Com uma subida do preço das casas superior a 60% e das rendas em mais de 20% desde 2013, o Plano Europeu para a Habitação a Preços Acessíveis, conhecido nesta terça-feira, centra-se no aumento da oferta, na ativação de investimentos e de reformas, na resolução do problema de arrendamento de curta duração em zonas sob pressão habitacional e no apoio às pessoas mais afetadas

Aos 43 mil milhões de euros já mobilizados por Bruxelas para tornar a habitação mais acessível, definidos para 2021-2027, a CE prevê um reforço no próximo orçamento de longo prazo da União Europeia, através da criação de uma Plataforma Pan-Europeia de Investimento, em cooperação com o Banco Europeu de Investimento e outras instituições financeiras, que irão disponibilizar 375 mil milhões de euros em financiamento até 2029 para melhorar a habitação acessível, social e sustentável.

Neste sentido, o Banco Europeu de Investimento (BEI) anunciou, nesta terça-feira, que vai duplicar o financiamento disponível para habitação acessível na UE, para seis mil milhões de euros no próximo ano, focando-se na inovação, reabilitação e na nova construção.

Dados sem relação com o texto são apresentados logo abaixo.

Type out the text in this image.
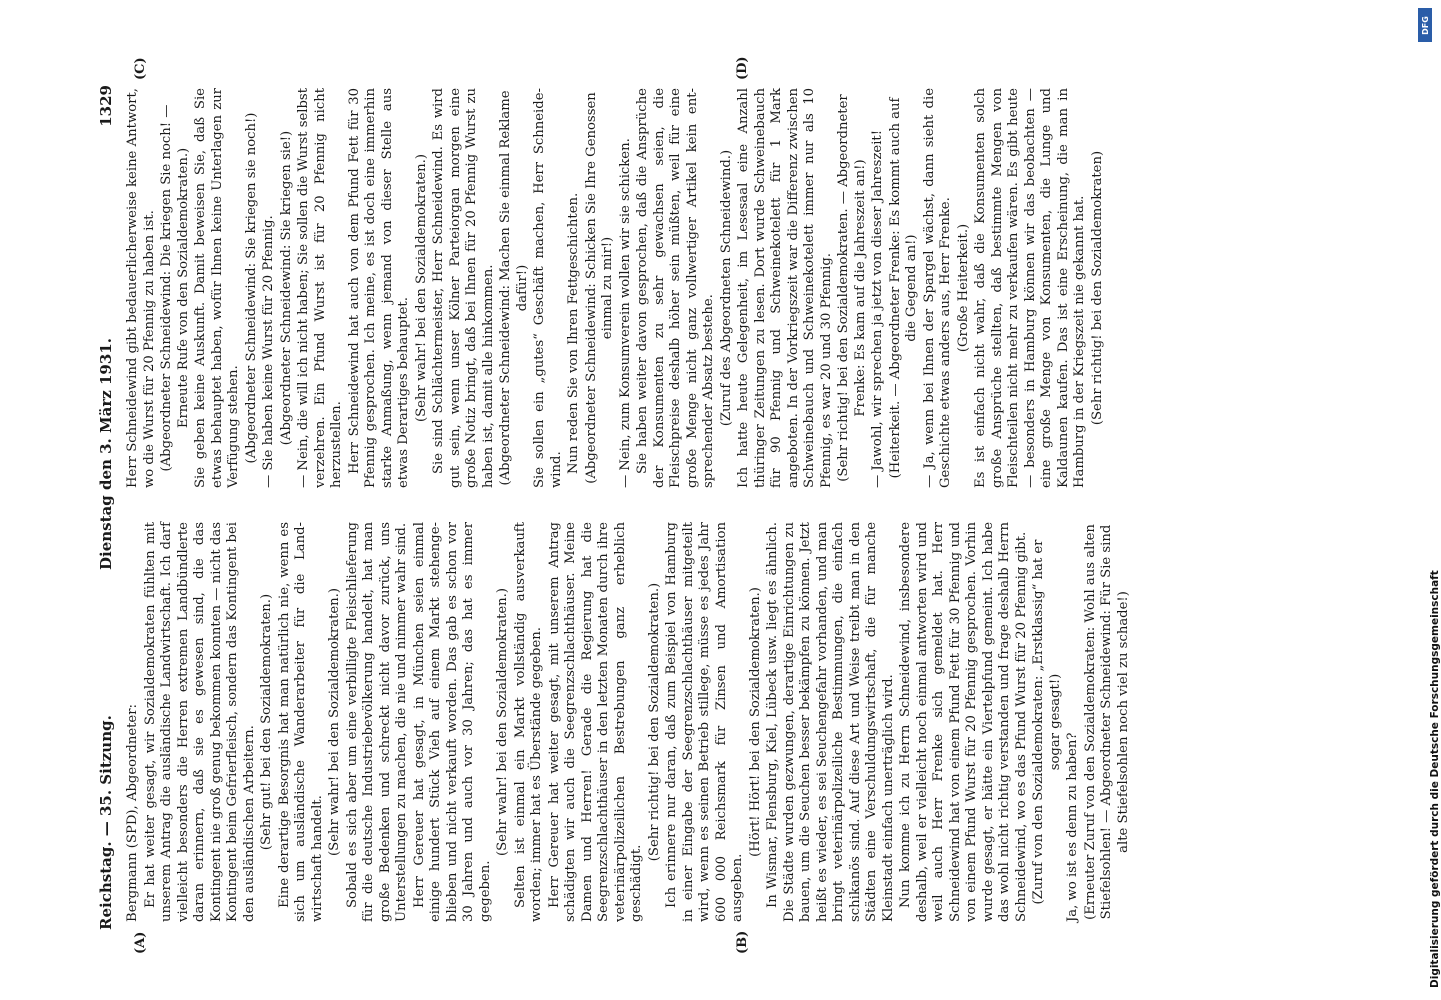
DFG
Digitalisierung gefördert durch die Deutsche Forschungsgemeinschaft
Reichstag. — 35. Sitzung.
Dienstag den 3. März 1931.
1329
(A)	(B)
(C)	(D)

Bergmann (SPD), Abgeordneter: Er hat weiter gesagt, wir Sozialdemokraten fühlten mit unserem Antrag die ausländische Landwirtschaft. Ich darf vielleicht besonders die Herren extremen Landbündlerte daran erinnern, daß sie es gewesen sind, die das Kontingent nie groß genug bekommen konnten — nicht das Kontingent beim Gefrierfleisch, sondern das Kontingent bei den ausländischen Arbeitern. (Sehr gut! bei den Sozialdemokraten.) Eine derartige Besorgnis hat man natürlich nie, wenn es sich um ausländische Wanderarbeiter für die Landwirtschaft handelt.

(Sehr wahr! bei den Sozialdemokraten.) Sobald es sich aber um eine verbilligte Fleischlieferung für die deutsche Industriebevölkerung handelt, hat man große Bedenken und schreckt nicht davor zurück, uns Unterstellungen zu machen, die nie und nimmer wahr sind. Herr Gereuer hat gesagt, in München seien einmal einige hundert Stück Vieh auf einem Markt stehengeblieben und nicht verkauft worden. Das gab es schon vor 30 Jahren und auch vor 30 Jahren; das hat es immer gegeben.

(Sehr wahr! bei den Sozialdemokraten.) Selten ist einmal ein Markt vollständig ausverkauft worden; immer hat es Überstände gegeben. Herr Gereuer hat weiter gesagt, mit unserem Antrag schädigten wir auch die Seegrenzschlachthäuser. Meine Damen und Herren! Gerade die Regierung hat die Seegrenzschlachthäuser in den letzten Monaten durch ihre veterinärpolizeilichen Bestrebungen ganz erheblich geschädigt.

(Sehr richtig! bei den Sozialdemokraten.) Ich erinnere nur daran, daß zum Beispiel von Hamburg in einer Eingabe der Seegrenzschlachthäuser mitgeteilt wird, wenn es seinen Betrieb stillege, müsse es jedes Jahr 600 000 Reichsmark für Zinsen und Amortisation ausgeben.

(Hört! Hört! bei den Sozialdemokraten.) In Wismar, Flensburg, Kiel, Lübeck usw. liegt es ähnlich. Die Städte wurden gezwungen, derartige Einrichtungen zu bauen, um die Seuchen besser bekämpfen zu können. Jetzt heißt es wieder, es sei Seuchengefahr vorhanden, und man bringt veterinärpolizeiliche Bestimmungen, die einfach schikanös sind. Auf diese Art und Weise treibt man in den Städten eine Verschuldungswirtschaft, die für manche Kleinstadt einfach unerträglich wird. Nun komme ich zu Herrn Schneidewind, insbesondere deshalb, weil er vielleicht noch einmal antworten wird und weil auch Herr Frenke sich gemeldet hat. Herr Schneidewind hat von einem Pfund Fett für 30 Pfennig und von einem Pfund Wurst für 20 Pfennig gesprochen. Vorhin wurde gesagt, er hätte ein Viertelpfund gemeint. Ich habe das wohl nicht richtig verstanden und frage deshalb Herrn Schneidewind, wo es das Pfund Wurst für 20 Pfennig gibt. (Zuruf von den Sozialdemokraten: „Erstklassig“ hat er sogar gesagt!)

Ja, wo ist es denn zu haben? (Erneuter Zuruf von den Sozialdemokraten: Wohl aus alten Stiefelsohlen! — Abgeordneter Schneidewind: Für Sie sind alte Stiefelsohlen noch viel zu schade!)

Herr Schneidewind gibt bedauerlicherweise keine Antwort, wo die Wurst für 20 Pfennig zu haben ist. (Abgeordneter Schneidewind: Die kriegen Sie noch! — Erneute Rufe von den Sozialdemokraten.) Sie geben keine Auskunft. Damit beweisen Sie, daß Sie etwas behauptet haben, wofür Ihnen keine Unterlagen zur Verfügung stehen. (Abgeordneter Schneidewind: Sie kriegen sie noch!) — Sie haben keine Wurst für 20 Pfennig. (Abgeordneter Schneidewind: Sie kriegen sie!) — Nein, die will ich nicht haben; Sie sollen die Wurst selbst verzehren. Ein Pfund Wurst ist für 20 Pfennig nicht herzustellen. Herr Schneidewind hat auch von dem Pfund Fett für 30 Pfennig gesprochen. Ich meine, es ist doch eine immerhin starke Anmaßung, wenn jemand von dieser Stelle aus etwas Derartiges behauptet. (Sehr wahr! bei den Sozialdemokraten.) Sie sind Schlächtermeister, Herr Schneidewind. Es wird gut sein, wenn unser Kölner Parteiorgan morgen eine große Notiz bringt, daß bei Ihnen für 20 Pfennig Wurst zu haben ist, damit alle hinkommen. (Abgeordneter Schneidewind: Machen Sie einmal Reklame dafür!) Sie sollen ein „gutes“ Geschäft machen, Herr Schneidewind. Nun reden Sie von Ihren Fettgeschichten. (Abgeordneter Schneidewind: Schicken Sie Ihre Genossen einmal zu mir!) — Nein, zum Konsumverein wollen wir sie schicken. Sie haben weiter davon gesprochen, daß die Ansprüche der Konsumenten zu sehr gewachsen seien, die Fleischpreise deshalb höher sein müßten, weil für eine große Menge nicht ganz vollwertiger Artikel kein entsprechender Absatz bestehe. (Zuruf des Abgeordneten Schneidewind.) Ich hatte heute Gelegenheit, im Lesesaal eine Anzahl thüringer Zeitungen zu lesen. Dort wurde Schweinebauch für 90 Pfennig und Schweinekotelett für 1 Mark angeboten. In der Vorkriegszeit war die Differenz zwischen Schweinebauch und Schweinekotelett immer nur als 10 Pfennig, es war 20 und 30 Pfennig. (Sehr richtig! bei den Sozialdemokraten. — Abgeordneter Frenke: Es kam auf die Jahreszeit an!) — Jawohl, wir sprechen ja jetzt von dieser Jahreszeit! (Heiterkeit. — Abgeordneter Frenke: Es kommt auch auf die Gegend an!) — Ja, wenn bei Ihnen der Spargel wächst, dann sieht die Geschichte etwas anders aus, Herr Frenke. (Große Heiterkeit.) Es ist einfach nicht wahr, daß die Konsumenten solch große Ansprüche stellten, daß bestimmte Mengen von Fleischteilen nicht mehr zu verkaufen wären. Es gibt heute — besonders in Hamburg können wir das beobachten — eine große Menge von Konsumenten, die Lunge und Kaldaunen kaufen. Das ist eine Erscheinung, die man in Hamburg in der Kriegszeit nie gekannt hat. (Sehr richtig! bei den Sozialdemokraten)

Bruxelas prevê ainda novos investimentos, como o acréscimo de 10 mil milhões de euros ao abrigo do InvestEU, o programa da União Europeia que visa mobilizar investimentos públicos e privados para apoiar as prioridades políticas da UE, entre 2026 e 2027 e mais 1,5 mil milhões de euros provenientes de propostas de Estados-membros para reprogramar fundos de coesão. O futuro Quadro Financeiro Plurianual 2028-2034 continuará, também, a apoiar o setor.

O ambicioso plano europeu aposta também na inovação nos setores da construção e da renovação, com o objetivo de aumentar a produtividade, através de métodos modernos de construção, processos mais circulares e digitais, facilitação da prestação transfronteiriça de serviços e melhoria do acesso de mão de obra qualificada. Paralelamente, pretende reduzir a burocracia, tanto a nível europeu como em colaboração com os Estados-Membros e autoridades locais, simplificando planeamentos e licenciamentos.

Fim à especulação imobiliária

No combate à especulação imobiliária, Bruxelas apresentará uma análise da dinâmica dos preços da habitação, identificando padrões, lacunas de dados e impactos económicos. Ao mesmo tempo, os países são incentivados a adotar medidas fiscais e regulatórias que limitem práticas especulativas. Por outro lado, a Comissão Europeia quer apostar na renovação dos edifícios, sobretudo devolutos, e acabar com o crescimento desenfreado do alojamento local.

O plano inclui ainda medidas para estudantes e jovens, através da mobilização de fundos e da avaliação de um sistema de garantias que permita reduzir ou eliminar cauções no arrendamento. Por seu lado, um projeto-piloto no âmbito do Erasmus+ testará modelos de alojamento para estudantes provenientes de contextos desfavorecidos. As pessoas em situação de sem-abrigo, que a Comissão Europeia estima em mais de um milhão de pessoas, incluindo cerca de 400 mil crianças, serão beneficiados com programas de habitação social.

Preços explodem em Portugal

Entre 2000 e 2024, Portugal registou um agravamento muito significativo das condições de acesso à habitação, com aumentos de preços e de rendas substancialmente superiores aos da média da União Europeia. A partir de 2013, verificou-se uma explosão de preços no setor, sendo que, atualmente, a diferença de crescimento é de cerca de 40% na compra de casa em comparação com a UE, e de 35% no arrendamento, de acordo com a Eurostat.

Já o investimento em Portugal mantém-se abaixo do valor médio europeu (4,3% do PIB contra 5,3%), limitando a expansão da oferta. Em paralelo, os alvarás de construção aumentaram de forma acentuada – 148% face a 80% da UE -, quando há 20 anos Portugal se situava até abaixo da média.

No plano social, Portugal apresenta um risco de pobreza elevado, fortemente condicionada pelos custos da habitação. Descontadas as despesas com a casa, a taxa de pessoas em risco de pobreza é de 29,6%, enquanto na União Europeia é de 16,6%. Antes dos custos da habitação, o valor é de 27,6%, demonstrando que os encargos com a habitação empurram parte da população para a pobreza.

A autonomia e dependência dos jovens é também retardada graças às dificuldades na habitação. Em Portugal, um jovem sai de casa dos pais, em média, aos 28,9 anos, quase três anos acima do número europeia (26,2 anos).